Based on a comparison of the incidence of primary endpoint events during hospitalization and within 30 days, it was concluded that the combination of enoxaparin and platelet membrane glycoprotein IIb/IIIa receptor antagonists was safe for the treatment of NSTEACS and that no additional heparin was required during treatment.
3.2.2 Direct thrombin inhibitors
Direct inhibitors of thrombin inhibit not only free thrombin but also fibrin-bound thrombin. Hirudin is a specific inhibitor of thrombin, which has an inhibitory effect on thrombin-induced platelet aggregation, has no effect on platelet function, does not cause a decrease in platelets in peripheral blood, and is suitable for those who have a reduced number of platelets and need anticoagulation therapy.
Recombinant lepirudin is also a specific inhibitor of thrombin, and the OASIS-2 study showed that lepirudin (recombinant lepirudin) was more effective than heparin in patients with NSTEACS on top of aspirin, and there was a significant difference in the incidence of major endpoint events between the two groups within 7 days, although the rates of mild and severe bleeding were higher than those of heparin. The rate of minor and major bleeding was higher than that of heparin.
3.3 Statins
In recent years, many studies have shown that statins can promote apoptosis of vascular smooth muscle cells, prevent intimal thickening and foam cell formation, stabilize and reduce the size of atherosclerotic plaques, inhibit the adhesion of monocytes to endothelial cells, weaken the secretion function of monocytes-macrophages, reduce plasma C-reactive protein, and inhibit the inflammatory response of the atherosclerotic process. It inhibits platelet aggregation and increases fibrinolytic activity, and blocks thrombosis.
The MIRACL trial was a randomized, double-blind clinical trial involving 122 clinical centers. 3086 patients with UP/NQMI were enrolled and randomized to the atorvastatin and placebo groups. The incidence of the primary endpoint in the two groups was 14.8 percent and 17.4 percent, respectively, P=0.048. The risk of symptomatic myocardial ischemia requiring emergency readmission was reduced ( 6.2%, 8.4%, P = 0.02), while the risk of death, nonfatal AMI, and cardiac arrest did not differ significantly between the two groups.
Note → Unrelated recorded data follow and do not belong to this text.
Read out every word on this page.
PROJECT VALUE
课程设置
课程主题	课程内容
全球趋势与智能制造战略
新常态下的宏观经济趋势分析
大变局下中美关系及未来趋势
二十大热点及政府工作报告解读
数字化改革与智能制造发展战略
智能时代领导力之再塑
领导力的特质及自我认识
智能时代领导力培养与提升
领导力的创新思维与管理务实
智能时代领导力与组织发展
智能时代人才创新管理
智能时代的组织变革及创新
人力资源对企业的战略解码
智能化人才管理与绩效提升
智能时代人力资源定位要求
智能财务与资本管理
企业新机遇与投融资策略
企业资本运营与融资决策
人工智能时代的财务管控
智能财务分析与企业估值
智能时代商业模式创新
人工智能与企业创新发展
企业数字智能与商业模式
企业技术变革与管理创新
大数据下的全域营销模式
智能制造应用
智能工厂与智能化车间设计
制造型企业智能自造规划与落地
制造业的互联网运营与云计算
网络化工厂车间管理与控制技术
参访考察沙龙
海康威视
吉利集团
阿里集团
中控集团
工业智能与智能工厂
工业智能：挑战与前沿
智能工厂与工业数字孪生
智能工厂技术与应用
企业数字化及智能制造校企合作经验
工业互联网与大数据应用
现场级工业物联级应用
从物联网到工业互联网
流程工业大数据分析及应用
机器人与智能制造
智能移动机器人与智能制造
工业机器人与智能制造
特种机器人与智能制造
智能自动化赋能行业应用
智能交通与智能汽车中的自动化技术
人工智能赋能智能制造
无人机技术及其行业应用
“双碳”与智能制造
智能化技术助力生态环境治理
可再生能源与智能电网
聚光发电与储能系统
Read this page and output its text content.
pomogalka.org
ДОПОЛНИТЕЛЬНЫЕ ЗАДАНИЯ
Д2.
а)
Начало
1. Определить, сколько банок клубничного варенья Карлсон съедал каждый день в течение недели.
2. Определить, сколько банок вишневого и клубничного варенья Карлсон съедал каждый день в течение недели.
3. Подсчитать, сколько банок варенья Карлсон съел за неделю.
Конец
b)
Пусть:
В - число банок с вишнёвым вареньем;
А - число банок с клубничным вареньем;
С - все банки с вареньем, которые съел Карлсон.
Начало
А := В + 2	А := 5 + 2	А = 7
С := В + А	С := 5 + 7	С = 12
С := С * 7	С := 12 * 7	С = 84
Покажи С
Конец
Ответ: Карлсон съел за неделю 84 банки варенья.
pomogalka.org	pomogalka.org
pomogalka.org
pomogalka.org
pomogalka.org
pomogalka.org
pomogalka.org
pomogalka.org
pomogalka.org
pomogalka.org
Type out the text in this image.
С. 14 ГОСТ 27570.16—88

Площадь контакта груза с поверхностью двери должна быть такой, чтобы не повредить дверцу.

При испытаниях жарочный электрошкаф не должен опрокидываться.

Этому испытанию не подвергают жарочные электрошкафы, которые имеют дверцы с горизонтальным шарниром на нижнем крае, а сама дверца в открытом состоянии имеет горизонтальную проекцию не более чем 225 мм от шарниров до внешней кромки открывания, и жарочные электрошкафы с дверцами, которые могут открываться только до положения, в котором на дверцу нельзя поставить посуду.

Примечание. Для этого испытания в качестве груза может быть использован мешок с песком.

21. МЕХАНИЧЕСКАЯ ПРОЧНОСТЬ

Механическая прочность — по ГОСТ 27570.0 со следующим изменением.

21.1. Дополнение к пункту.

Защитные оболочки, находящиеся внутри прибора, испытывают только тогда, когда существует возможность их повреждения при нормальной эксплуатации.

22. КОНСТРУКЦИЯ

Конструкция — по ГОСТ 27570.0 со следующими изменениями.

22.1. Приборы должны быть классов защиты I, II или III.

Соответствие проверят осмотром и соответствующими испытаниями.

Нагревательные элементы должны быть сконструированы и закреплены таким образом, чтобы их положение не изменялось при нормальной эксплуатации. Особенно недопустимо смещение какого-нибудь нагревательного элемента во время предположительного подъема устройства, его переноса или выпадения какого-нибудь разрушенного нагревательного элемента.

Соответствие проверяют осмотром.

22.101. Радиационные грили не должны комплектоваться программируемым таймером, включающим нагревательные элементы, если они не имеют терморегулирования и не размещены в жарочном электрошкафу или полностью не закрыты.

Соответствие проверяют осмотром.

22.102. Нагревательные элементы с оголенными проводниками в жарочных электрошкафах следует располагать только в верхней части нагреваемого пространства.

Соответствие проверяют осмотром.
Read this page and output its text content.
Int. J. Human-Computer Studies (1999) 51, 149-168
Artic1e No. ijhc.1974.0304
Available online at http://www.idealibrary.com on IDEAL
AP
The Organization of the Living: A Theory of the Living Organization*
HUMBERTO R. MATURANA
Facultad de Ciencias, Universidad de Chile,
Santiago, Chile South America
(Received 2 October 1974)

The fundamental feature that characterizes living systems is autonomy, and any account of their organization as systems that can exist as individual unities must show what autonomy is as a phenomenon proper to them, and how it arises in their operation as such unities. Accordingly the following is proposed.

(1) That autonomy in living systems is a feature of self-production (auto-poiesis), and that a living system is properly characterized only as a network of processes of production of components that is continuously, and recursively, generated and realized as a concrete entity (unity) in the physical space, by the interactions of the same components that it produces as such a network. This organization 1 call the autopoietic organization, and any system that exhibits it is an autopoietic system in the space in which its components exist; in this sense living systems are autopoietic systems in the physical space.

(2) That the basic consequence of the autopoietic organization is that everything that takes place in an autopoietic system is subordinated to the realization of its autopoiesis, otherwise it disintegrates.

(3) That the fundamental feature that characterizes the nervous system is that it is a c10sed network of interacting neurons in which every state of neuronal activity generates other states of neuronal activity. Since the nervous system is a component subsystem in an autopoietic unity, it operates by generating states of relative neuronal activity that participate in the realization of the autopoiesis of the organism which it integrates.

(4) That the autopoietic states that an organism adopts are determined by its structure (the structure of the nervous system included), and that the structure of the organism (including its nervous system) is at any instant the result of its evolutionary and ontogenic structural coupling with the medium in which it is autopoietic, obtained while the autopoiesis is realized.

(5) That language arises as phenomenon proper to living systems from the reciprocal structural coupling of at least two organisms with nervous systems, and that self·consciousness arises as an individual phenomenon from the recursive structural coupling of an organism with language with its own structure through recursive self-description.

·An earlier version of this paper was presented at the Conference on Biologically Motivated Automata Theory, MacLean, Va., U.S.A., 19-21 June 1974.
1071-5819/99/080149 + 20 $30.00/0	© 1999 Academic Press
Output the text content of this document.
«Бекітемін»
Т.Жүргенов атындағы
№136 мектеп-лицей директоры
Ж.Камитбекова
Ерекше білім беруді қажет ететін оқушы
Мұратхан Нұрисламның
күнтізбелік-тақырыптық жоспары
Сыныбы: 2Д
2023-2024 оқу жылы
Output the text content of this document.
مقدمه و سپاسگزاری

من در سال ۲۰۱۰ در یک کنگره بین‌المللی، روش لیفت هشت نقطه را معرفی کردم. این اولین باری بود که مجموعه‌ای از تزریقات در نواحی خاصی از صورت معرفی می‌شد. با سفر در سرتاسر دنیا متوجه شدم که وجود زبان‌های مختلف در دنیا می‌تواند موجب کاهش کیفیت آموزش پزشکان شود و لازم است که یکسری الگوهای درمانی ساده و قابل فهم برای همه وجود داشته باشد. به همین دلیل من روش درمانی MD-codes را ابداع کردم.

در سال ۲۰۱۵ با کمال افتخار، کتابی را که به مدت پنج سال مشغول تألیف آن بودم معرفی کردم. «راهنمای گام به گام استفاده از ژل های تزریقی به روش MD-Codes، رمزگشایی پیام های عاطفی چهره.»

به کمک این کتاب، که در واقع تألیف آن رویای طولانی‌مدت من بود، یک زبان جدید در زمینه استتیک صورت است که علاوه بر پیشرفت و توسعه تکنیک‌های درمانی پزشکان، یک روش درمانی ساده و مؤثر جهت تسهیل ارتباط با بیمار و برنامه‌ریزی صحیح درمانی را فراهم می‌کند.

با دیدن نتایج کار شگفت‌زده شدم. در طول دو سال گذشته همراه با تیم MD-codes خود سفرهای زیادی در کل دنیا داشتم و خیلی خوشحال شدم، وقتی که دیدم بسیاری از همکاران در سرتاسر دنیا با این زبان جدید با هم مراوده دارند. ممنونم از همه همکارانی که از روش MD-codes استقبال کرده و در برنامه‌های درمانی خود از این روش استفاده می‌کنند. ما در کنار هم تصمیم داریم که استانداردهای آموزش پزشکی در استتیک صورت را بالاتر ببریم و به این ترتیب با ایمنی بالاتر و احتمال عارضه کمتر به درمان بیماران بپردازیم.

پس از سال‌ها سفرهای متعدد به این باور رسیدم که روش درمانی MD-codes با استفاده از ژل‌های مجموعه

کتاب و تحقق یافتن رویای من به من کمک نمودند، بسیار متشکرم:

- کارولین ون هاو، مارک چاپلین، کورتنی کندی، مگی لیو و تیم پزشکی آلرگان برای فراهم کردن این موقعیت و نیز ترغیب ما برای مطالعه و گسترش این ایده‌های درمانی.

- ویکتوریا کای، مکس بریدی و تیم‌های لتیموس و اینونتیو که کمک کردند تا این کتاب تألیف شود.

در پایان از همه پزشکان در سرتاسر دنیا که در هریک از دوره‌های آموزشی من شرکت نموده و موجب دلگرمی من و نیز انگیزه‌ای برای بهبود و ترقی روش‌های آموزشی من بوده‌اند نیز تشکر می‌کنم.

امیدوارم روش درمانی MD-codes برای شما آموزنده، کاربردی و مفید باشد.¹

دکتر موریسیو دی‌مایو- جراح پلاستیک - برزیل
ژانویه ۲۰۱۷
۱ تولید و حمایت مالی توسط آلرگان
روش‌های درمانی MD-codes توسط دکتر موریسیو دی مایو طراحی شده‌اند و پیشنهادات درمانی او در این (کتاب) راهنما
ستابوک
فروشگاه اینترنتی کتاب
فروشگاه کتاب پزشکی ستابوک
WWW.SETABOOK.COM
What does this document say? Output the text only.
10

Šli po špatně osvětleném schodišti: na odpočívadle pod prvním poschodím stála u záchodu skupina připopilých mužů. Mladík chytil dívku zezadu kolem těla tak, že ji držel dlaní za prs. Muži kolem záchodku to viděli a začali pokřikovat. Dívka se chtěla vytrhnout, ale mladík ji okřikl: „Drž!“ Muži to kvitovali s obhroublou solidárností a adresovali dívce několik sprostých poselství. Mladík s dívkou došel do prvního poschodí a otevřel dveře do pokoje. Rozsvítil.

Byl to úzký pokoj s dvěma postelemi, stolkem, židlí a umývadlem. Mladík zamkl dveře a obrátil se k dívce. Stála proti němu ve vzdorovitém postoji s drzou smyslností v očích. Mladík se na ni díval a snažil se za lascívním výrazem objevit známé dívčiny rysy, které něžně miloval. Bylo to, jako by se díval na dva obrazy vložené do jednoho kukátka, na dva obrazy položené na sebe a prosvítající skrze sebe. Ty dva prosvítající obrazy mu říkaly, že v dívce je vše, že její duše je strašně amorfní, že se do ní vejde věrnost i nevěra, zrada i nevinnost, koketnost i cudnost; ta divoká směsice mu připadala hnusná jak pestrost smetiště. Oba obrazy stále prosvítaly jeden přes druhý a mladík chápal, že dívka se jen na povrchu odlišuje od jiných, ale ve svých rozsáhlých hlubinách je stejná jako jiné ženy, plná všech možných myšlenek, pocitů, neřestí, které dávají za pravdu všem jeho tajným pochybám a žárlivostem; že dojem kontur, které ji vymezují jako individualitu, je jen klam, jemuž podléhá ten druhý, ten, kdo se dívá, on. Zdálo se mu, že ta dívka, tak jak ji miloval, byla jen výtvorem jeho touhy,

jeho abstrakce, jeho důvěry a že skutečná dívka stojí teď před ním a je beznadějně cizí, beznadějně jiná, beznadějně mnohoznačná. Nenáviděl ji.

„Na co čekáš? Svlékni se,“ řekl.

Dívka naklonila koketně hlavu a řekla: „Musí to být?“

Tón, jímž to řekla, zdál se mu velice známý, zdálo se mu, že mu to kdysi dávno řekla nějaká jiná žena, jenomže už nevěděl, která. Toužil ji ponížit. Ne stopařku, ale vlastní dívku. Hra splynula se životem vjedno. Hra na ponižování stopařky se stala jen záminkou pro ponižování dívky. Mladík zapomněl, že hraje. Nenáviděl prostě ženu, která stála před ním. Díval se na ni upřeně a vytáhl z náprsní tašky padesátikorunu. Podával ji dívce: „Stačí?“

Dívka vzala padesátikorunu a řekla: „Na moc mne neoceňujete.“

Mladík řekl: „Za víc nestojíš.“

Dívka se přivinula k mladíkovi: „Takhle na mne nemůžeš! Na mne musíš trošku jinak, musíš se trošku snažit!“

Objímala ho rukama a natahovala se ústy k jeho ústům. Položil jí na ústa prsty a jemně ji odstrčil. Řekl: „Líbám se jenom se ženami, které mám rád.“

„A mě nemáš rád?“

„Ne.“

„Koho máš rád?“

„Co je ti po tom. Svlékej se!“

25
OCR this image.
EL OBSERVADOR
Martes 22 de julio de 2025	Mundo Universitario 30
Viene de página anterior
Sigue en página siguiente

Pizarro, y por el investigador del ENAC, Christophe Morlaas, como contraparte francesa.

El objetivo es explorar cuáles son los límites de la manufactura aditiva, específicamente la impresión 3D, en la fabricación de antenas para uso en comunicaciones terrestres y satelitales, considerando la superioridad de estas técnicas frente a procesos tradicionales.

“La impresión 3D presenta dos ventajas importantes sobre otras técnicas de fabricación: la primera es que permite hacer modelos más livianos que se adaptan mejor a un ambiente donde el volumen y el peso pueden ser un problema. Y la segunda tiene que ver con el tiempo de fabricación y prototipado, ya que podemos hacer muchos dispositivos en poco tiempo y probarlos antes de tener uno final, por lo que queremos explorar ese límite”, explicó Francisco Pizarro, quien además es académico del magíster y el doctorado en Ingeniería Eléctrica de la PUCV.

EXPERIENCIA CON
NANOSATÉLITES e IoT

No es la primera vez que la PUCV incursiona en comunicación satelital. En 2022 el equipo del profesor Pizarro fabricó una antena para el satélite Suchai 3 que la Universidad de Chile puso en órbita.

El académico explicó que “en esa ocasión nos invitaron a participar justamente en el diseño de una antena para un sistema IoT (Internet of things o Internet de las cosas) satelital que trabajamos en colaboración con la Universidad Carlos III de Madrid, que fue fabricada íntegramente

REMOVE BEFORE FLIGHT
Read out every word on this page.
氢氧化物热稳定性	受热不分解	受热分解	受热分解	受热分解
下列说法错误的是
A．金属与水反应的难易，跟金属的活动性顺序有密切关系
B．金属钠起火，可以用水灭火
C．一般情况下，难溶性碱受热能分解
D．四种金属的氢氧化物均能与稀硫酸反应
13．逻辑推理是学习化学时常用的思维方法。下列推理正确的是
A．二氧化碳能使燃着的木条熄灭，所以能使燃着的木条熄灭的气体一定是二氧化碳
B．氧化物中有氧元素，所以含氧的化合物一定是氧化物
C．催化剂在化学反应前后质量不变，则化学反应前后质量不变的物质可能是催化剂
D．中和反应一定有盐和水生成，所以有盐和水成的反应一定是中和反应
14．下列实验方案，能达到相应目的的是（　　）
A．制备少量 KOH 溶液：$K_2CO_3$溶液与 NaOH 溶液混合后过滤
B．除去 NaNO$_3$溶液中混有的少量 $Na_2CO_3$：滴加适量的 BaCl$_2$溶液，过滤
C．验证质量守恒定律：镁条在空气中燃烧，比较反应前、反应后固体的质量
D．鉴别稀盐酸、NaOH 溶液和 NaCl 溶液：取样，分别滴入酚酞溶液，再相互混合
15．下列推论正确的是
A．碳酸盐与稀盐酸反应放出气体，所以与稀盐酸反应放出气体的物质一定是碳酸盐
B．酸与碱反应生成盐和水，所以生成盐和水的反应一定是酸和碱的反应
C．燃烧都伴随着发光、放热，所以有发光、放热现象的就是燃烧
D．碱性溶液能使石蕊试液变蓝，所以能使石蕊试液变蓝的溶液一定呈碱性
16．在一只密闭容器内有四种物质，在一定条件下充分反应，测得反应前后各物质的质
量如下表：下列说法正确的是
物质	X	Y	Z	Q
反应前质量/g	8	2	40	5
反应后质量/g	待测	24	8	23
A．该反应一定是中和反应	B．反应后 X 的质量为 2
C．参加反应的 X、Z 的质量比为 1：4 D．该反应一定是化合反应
In conclusion, before treating non-ST-segment elevation acute coronary syndrome ( NSTEACS ), patients should be clinically risk stratified and treatment strategies should be tailored to their specific conditions. Combining interventional, surgical and pharmacological treatments, strengthening the prevention of coronary artery disease, and paying attention to inpatient treatment and post-discharge treatment and follow-up.